I realized this was their defence against what memory can bring back, what grief can do, and I tried to be respectful of their decision. Others refused outright. I don't blame them, either. We have to shape our own stories and we do this as much by what we say as by what we do not say. And as author of the story of my life, it is only I who can decide what I am comfortable with and what I am not.
And so even in the editing of these stories, I have walked with care. Some of these people are my friends. They have held me riveted with their accounts of being chased by siblings with axes, of running blindly through fields to stop a mother from jumping into a well. Sometimes the pieces they wrote would lack some of these details. I would think: 'You told me of the time your father went after your sister with a meat cleaver. Do you want to put that in?' But I would ask only where I thought the relationship could bear the strain of my reminding them of what I had been told—often people are shocked at what they have revealed; or perhaps even more shocked that it has been remembered.
I have great respect for those who have told their stories here. They carry their torches bravely, shedding light on the dark areas of pain and guilt and utter helplessness. For it was in the family that these dramas of the mind were played out. In fiction and in cinema, we read of how people retreat into the family when they are hurt. There they are surrounded by love and warmth and they can lick their wounds in peace. But what if it is your mother who is wounding you and then soothing you by turns? What if it is your father who seems distant or desolate, living in a dark tower that you cannot enter? What if the Sturm and Drang is in the home? Where then is your refuge?

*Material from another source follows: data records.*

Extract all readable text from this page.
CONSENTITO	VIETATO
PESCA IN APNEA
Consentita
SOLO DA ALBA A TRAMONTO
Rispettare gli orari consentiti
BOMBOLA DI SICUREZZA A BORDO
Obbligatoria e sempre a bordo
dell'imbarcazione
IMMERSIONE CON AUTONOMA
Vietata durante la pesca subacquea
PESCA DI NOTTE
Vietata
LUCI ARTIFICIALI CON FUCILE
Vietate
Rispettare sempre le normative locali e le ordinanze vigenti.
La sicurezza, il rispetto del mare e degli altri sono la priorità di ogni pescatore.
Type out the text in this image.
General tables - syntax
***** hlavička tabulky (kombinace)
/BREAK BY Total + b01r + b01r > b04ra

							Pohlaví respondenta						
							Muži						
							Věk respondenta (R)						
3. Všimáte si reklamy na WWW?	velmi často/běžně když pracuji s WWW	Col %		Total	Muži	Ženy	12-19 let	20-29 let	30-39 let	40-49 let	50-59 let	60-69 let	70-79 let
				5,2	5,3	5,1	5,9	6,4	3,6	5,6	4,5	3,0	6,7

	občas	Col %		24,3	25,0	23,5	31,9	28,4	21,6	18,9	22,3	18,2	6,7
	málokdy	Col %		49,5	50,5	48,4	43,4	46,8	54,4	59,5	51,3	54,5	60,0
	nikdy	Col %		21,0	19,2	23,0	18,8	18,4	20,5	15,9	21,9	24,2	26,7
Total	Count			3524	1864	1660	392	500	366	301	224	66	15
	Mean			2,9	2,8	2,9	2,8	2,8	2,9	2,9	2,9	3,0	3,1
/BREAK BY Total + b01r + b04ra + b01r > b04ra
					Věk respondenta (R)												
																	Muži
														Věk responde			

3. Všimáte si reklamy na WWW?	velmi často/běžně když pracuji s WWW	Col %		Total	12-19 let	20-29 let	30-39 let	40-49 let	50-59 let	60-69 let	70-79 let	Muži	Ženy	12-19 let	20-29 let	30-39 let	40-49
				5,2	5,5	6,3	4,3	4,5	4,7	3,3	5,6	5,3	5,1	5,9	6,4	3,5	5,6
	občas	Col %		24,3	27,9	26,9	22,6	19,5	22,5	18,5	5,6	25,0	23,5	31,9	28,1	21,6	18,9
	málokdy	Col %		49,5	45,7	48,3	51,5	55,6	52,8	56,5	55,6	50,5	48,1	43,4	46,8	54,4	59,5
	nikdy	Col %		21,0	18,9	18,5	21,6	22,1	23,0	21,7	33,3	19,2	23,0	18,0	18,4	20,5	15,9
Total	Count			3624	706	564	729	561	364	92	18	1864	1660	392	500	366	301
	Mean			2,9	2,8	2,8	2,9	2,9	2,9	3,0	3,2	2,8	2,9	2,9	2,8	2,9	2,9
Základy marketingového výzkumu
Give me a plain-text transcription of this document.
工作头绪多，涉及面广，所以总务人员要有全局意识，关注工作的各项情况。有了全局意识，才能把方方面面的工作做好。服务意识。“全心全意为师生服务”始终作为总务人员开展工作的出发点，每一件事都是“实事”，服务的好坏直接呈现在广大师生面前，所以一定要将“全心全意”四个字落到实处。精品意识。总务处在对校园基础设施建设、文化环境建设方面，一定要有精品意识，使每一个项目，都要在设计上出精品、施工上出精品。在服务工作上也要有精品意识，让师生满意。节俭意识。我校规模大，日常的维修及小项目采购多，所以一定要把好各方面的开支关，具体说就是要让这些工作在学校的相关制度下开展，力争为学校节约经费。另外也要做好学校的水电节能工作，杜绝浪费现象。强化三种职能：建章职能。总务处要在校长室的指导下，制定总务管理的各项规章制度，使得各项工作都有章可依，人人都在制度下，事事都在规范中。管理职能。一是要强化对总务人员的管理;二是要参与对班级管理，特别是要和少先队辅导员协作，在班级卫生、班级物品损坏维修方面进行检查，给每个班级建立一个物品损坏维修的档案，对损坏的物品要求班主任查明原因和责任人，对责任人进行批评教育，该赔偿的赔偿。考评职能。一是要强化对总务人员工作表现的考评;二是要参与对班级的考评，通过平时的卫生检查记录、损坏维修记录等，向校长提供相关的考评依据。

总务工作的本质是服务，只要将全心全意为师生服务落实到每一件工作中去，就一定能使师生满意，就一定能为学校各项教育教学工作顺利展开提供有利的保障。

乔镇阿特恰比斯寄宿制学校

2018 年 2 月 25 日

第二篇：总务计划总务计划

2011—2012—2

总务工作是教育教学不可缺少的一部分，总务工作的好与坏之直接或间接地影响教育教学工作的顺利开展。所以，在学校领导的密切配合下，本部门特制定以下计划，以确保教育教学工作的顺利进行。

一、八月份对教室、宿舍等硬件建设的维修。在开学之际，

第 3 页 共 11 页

In some senses, of course, the 'normal home' is a myth. As the locus of all the most intense dramas of our lives, how can it ever be normal? Here are people who know us best; they know without being told what they must shield us from, and they know, when they wish to hurt us, where the chinks in our armour are. We all know that if we look hard enough, we'll see that the family is a human institution and therefore flawed. We have all thought 'What could I do without you?' as often as we have thought 'What am I going to do about you?'
But what of the family where all attention must suddenly be focused on one person who is suffering? What of the family where someone commits suicide and leaves behind a vacuum, a space that seems to mock every attempt at love and holding on? What of the family which must institutionalize one of its members? How does it manage?